I am constantly told that my plea for a pact between progressive parties to defeat the Tories at the next election is unrealistic, tramples on tribal traditions, patronises the voters and won’t work.
I then retreat from the debate and contemplate decades of Conservative rule whilst Labour, the Greens, Lib Dems, and SNP divide the opposition vote.
Then last Thursday came the dramatic result in Chesham and Amersham. I had written off the Lib Dems for a generation and it yet might be the case that the by election is a one off. Their local candidate campaigned against HS2 and new planning laws when the party nationally is in favour of the new line and more housing. Shameless opportunists shout Lib Dem opponents forgetting that the late Tory MP for the patch did the same thing.
A bigger question for the Lib Dems than their election tactics is their track record in holding their gains. I’ve been looking at their successes back to 1979. There is a belief that the voters always return to the Conservatives (or occasionally Labour) after their brief flirtation with the Lib Dems. This isn’t quite true. The Libs and Lib Dems have had 20 by election successes since 1979. I am discounting Chris Davies victory in Littleborough in 1995 because the seat was abolished in 1997.Of the remaining 19, the Lib Dems held seven and lost a dozen at subsequent General Elections. So, there is some hope for Sarah Green, the new MP.
LESSONS FOR THE LEFT.
Next week it is quite possible that Labour will lose in Batley and Spen. The party will be plunged into another round of infighting and their prospects of winning in 2023/24 looking very unlikely.
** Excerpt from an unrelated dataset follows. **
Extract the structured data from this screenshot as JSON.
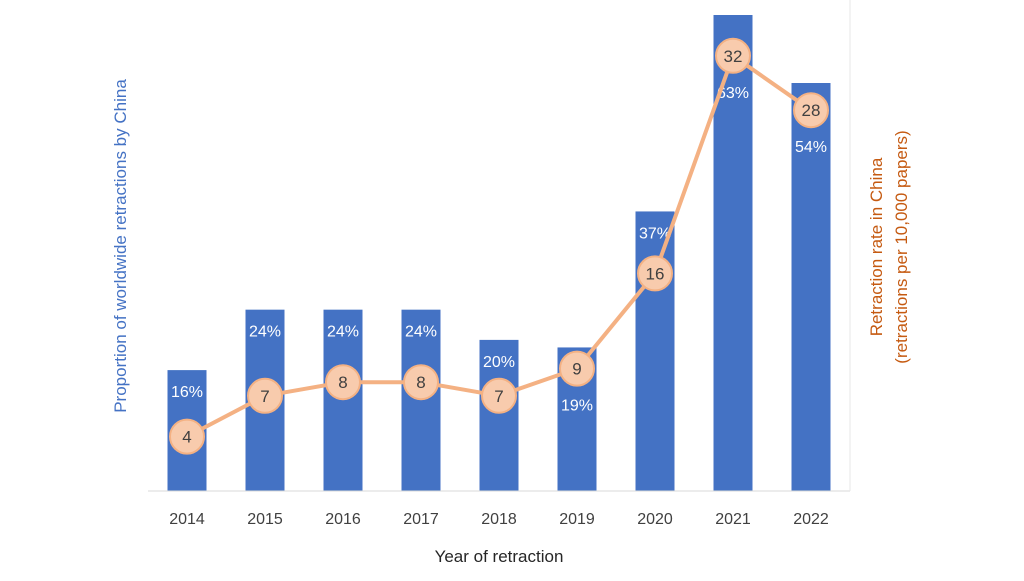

You can be certain that when it is put to them that they have to look at (probably) informal deals to soft pedal in the south (outside London) for the Lib Dems and campaign hard in the North and university towns, we will be told of all the tales of Lib Dem perfidy.
The fact remains that Johnson can be squeezed. The Tories have no allies, apart from the DUP, and even that possibility is looking difficult at the moment. They have to win outright and might do so if the Red Wall seats stay firm.
But Amersham has shown the possibility that with a bit of intelligent planning the SNP remain strong in Scotland, Labour fights back a bit in the North and university towns and the Lib Dems do really well in the south of England where Johnson’s Brexit deal and style of government is not going down well.
Then we could have a centre left coalition, change the voting system, and be run by a government where the majority have a say.
BAD RESULT FOR THE MEDIA.
Nearly all political journalists completely missed the Amersham by election story. I found very little coverage in the papers, on radio and TV in the weeks running up to the poll.
On the Friday and over the weekend everyone piled in, but people want informed political coverage before they cast their vote not afterwards.
They expected a Tory win even though HS2 should have alerted them to a possible upset.
It was the Brexit surprise all over again. Do better.